La corrección fraterna está inscrita en la tradición cristiana desde el evangelio de Mateo 18, 15-17, donde Jesús marca una pedagogía en cómo se debe de proceder cuando algún hermano de la comunidad ha fallado, una pedagogía que busca introducir una nueva lógica desde el amor, la misericordia y la inclusión.
En vez de abordar la falta con un señalamiento bañado de juicio y reproche que genera una actitud defensiva; Jesús propone un espacio personalizado de encuentro, que ayude a la persona a abrirse al reconocimiento de la falta y que favorezca una actitud de conversión.
La creación de este ambiente no amenazante es crucial para que la corrección fraterna pueda generar los frutos de transformación deseados por Jesús, donde la persona pueda, por un lado, “saberse amado como es”, pero teniendo la convicción que “Dios nos sueña de manera diferente”. Únicamente desde la mirada de Dios puede brotar lo mejor que hay en cada uno de nosotros y la motivación para realizarlo.
La corrección fraterna nos ayuda en nuestro camino de crecimiento en la fe y constante necesidad de conversión. Sin ella, difícilmente podríamos descubrir nuestros autoengaños y apegos desordenados, esas resistencias interiores que nos llevan a alejarnos del sueño que Dios tiene para cada uno.
En el ser humano habrá siempre una tendencia a querer salvarse a sí mismo, de ver por sí mismo. A esto se le llama el ego, y a través de él se puede colar sutilmente la lógica del egoísmo, del orgullo, de la vanidad, de la avidez y de la autosuficiencia que llevan a la auto referencialidad. Cuando estas actitudes se imponen en nuestras ideas y creencias, nos ciegan a ver la lógica de entrega y donación a la que estamos llamados, cerrándonos también a nuestra plenitud y realización.

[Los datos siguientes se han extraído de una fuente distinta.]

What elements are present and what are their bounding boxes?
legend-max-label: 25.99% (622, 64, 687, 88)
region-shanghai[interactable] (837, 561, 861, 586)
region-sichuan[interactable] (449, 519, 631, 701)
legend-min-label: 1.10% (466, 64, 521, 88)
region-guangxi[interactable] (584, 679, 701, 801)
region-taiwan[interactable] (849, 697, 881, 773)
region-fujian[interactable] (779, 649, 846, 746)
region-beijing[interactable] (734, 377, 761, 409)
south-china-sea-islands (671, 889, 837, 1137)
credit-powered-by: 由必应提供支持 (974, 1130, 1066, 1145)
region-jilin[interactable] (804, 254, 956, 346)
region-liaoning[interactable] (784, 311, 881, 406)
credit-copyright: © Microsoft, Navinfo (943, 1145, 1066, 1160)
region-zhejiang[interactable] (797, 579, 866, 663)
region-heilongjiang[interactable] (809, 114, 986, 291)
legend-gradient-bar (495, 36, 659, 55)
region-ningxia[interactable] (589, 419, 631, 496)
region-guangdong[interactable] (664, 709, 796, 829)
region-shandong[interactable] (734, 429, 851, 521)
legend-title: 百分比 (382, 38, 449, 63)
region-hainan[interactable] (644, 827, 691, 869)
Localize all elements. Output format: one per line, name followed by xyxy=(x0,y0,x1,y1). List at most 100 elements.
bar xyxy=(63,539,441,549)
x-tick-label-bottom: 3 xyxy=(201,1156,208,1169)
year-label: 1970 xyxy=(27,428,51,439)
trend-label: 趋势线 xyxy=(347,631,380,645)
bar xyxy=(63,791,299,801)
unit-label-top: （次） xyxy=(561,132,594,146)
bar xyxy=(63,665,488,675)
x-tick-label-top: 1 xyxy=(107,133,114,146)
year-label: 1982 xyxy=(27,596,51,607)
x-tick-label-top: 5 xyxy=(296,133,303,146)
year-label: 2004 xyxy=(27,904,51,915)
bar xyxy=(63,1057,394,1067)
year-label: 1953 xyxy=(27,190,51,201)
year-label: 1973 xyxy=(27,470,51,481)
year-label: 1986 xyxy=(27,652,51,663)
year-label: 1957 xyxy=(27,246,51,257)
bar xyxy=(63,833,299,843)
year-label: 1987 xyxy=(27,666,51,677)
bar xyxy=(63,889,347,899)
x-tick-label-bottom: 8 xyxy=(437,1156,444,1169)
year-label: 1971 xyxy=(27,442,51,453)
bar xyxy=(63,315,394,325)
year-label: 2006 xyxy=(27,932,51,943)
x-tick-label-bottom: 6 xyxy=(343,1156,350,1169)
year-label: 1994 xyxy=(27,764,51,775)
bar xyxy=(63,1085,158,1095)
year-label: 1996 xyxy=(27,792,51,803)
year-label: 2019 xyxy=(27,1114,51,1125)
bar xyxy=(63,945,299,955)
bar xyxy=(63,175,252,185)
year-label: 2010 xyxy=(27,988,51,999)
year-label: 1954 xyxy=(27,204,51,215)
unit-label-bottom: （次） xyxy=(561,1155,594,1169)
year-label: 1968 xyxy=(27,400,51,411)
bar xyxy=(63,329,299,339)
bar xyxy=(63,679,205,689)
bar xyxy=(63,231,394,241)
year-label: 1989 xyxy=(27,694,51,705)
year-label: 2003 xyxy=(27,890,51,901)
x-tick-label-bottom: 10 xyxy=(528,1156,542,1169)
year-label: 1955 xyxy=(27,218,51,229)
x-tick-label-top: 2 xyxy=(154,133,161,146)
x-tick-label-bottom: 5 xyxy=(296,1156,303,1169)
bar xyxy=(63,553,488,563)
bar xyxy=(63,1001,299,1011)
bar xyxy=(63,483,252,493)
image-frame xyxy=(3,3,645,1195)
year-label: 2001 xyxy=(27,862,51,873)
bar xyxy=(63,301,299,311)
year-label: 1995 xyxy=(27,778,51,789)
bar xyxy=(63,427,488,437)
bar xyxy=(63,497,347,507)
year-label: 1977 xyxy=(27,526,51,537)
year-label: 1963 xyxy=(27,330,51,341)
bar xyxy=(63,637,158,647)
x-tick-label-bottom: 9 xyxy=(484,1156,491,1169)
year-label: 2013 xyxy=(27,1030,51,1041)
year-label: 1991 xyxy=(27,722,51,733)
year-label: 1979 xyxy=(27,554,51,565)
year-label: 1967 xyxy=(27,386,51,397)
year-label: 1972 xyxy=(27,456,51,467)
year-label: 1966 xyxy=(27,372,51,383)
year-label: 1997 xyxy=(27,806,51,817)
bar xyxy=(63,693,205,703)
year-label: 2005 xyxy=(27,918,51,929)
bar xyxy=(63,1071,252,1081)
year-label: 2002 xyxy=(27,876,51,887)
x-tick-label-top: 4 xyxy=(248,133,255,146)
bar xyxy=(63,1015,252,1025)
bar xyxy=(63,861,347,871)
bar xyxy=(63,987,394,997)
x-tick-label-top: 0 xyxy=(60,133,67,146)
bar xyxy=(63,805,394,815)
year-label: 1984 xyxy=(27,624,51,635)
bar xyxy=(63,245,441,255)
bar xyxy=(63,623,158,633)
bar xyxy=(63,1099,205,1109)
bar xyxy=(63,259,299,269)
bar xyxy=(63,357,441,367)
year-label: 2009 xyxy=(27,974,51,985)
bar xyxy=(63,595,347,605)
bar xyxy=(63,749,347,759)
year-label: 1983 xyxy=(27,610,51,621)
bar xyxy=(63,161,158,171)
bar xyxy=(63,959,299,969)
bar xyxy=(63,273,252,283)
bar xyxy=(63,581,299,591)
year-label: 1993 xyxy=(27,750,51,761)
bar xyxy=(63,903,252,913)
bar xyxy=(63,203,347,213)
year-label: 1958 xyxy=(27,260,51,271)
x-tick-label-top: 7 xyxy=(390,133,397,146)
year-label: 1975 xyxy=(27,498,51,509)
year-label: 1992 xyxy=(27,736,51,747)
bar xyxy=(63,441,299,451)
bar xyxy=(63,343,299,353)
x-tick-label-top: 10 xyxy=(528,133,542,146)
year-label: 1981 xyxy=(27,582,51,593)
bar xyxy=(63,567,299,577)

Ante esta ceguera, lo que nos puede ayudar es recibir el contraste de una persona cercana que nos acompañe a reconocer los efectos de nuestros comportamientos y ausencias sobre nuestro entorno y nuestras relaciones. El otro es quien nos permite poder mirar más allá de nosotros mismos, desenmascarando aquello donde nos hemos buscado a nosotros mismos.
En esta línea, la corrección fraterna es también la que en el acompañamiento a reconocer aquello donde hemos faltado al amor, nos lleva a la humildad. Pues la humildad como decía Santa Teresa de Ávila es “andar en la verdad”. Conociendo lo que somos, en nuestras fortalezas, pero también en aquello que nos hace caer y en lo que debemos reparar.
La humildad, lejos de ser una humillación, es un abajamiento que nos abre a la libertad desde esa verdad. Es un reconocer aquello que no somos y no podemos, para recibir ayuda en nuestros hermanos y a descubrir nuestra existencia en constante interdependencia. Encontrarnos con esta profunda verdad de nosotros mismos es liberador, pues nos abre al misterio de la confianza, sabiendo que no tenemos que ser omnipotentes, ni responsables de todo y que podemos también contar con el otro.
Así, la humildad, nos abre constantemente a la realidad descentrándonos de nosotros mismos y se convierte en la puerta para que la presencia del otro sane nuestras ausencias. Toda falta tiene que ver con ausencia, y toda reparación con presencia. Ahí, donde experimentamos el abrazo y la mirada de Jesús, como con la mujer adúltera, sus palabras también nos liberan “¿quién te condena?”. Y en esa liberación quedamos disponibles para el el servicio y la entrega.
Esta disponibilidad acontece a través de la gratitud, que amplía nuestro corazón hacia la generosidad y que rompe con el círculo de la auto referencialidad y autosuficiencia. Entre más nos dejamos alcanzar por el dinamismo de la corrección fraterna, más podemos salir de nosotros mismos creciendo desde la humildad en libertad.